The report highlighted three key themes to reduce inequality: healing the pandemic’s scars and building resilience; setting the stage for a vibrant and inclusive recovery; and promoting greater equality of opportunity.
It also emphasized that the expansion of secondary education, mobility to better-paying jobs, access to basic services, and government social assistance have started to reduce inequality since the mid-2000s. “Promoting greater equality of opportunity entails increasing access to quality health care, increasing equality of opportunity in education, and improving access to quality housing, among others. Equality of opportunity needs to target the lagging regions and other people disadvantaged in accessing these because of the circumstances of their birth,” the report said.

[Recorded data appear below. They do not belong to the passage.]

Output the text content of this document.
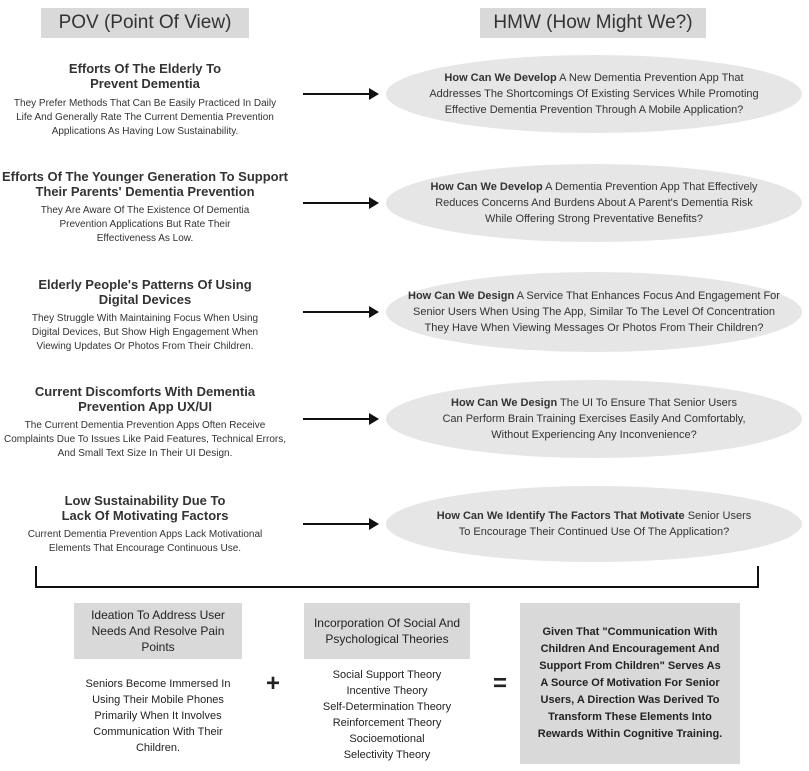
POV (Point Of View)	HMW (How Might We?)
Efforts Of The Elderly To
Prevent Dementia
They Prefer Methods That Can Be Easily Practiced In Daily Life And Generally Rate The Current Dementia Prevention Applications As Having Low Sustainability.
How Can We Develop A New Dementia Prevention App That Addresses The Shortcomings Of Existing Services While Promoting Effective Dementia Prevention Through A Mobile Application?
Efforts Of The Younger Generation To Support
Their Parents' Dementia Prevention
They Are Aware Of The Existence Of Dementia Prevention Applications But Rate Their Effectiveness As Low.
How Can We Develop A Dementia Prevention App That Effectively Reduces Concerns And Burdens About A Parent's Dementia Risk While Offering Strong Preventative Benefits?
Elderly People's Patterns Of Using
Digital Devices
They Struggle With Maintaining Focus When Using Digital Devices, But Show High Engagement When Viewing Updates Or Photos From Their Children.
How Can We Design A Service That Enhances Focus And Engagement For Senior Users When Using The App, Similar To The Level Of Concentration They Have When Viewing Messages Or Photos From Their Children?
Current Discomforts With Dementia
Prevention App UX/UI
The Current Dementia Prevention Apps Often Receive Complaints Due To Issues Like Paid Features, Technical Errors, And Small Text Size In Their UI Design.
How Can We Design The UI To Ensure That Senior Users Can Perform Brain Training Exercises Easily And Comfortably, Without Experiencing Any Inconvenience?
Low Sustainability Due To
Lack Of Motivating Factors
Current Dementia Prevention Apps Lack Motivational Elements That Encourage Continuous Use.
How Can We Identify The Factors That Motivate Senior Users To Encourage Their Continued Use Of The Application?
Ideation To Address User Needs And Resolve Pain Points
Seniors Become Immersed In Using Their Mobile Phones Primarily When It Involves Communication With Their Children.
+
Incorporation Of Social And Psychological Theories
Social Support Theory
Incentive Theory
Self-Determination Theory
Reinforcement Theory
Socioemotional Selectivity Theory
=
Given That "Communication With Children And Encouragement And Support From Children" Serves As A Source Of Motivation For Senior Users, A Direction Was Derived To Transform These Elements Into Rewards Within Cognitive Training.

The World Bank said that healing the COVID-19 pandemic’s scars will require promoting greater vaccine booster uptake, overcoming the learning loss due to COVID-19, strengthening social assistance, implementing unemployment insurance programs for the informal sector, and taming inflation. “Beyond entering the new normal, decreasing inequality post-pandemic also entails the reskilling of workers, promoting entrepreneurship, increasing the participation of women in the labor force, and raising the productivity of agriculture”, World Bank.said
“Inequality starts even before birth and is perpetuated over the life cycle. It starts with maternal nutrition and health during pregnancy. Differences continue into childhood, where disparities in access to health care, proper nutrition, safe drinking water, sanitation, and quality education determine the extent to which a child’s human capital develops,” Belghith said.
“Inequality shapes outcomes later in life, such as employment opportunities and income, which in turn influence how much support adult Filipinos are able to provide for their children to help maximize their potential,” she added.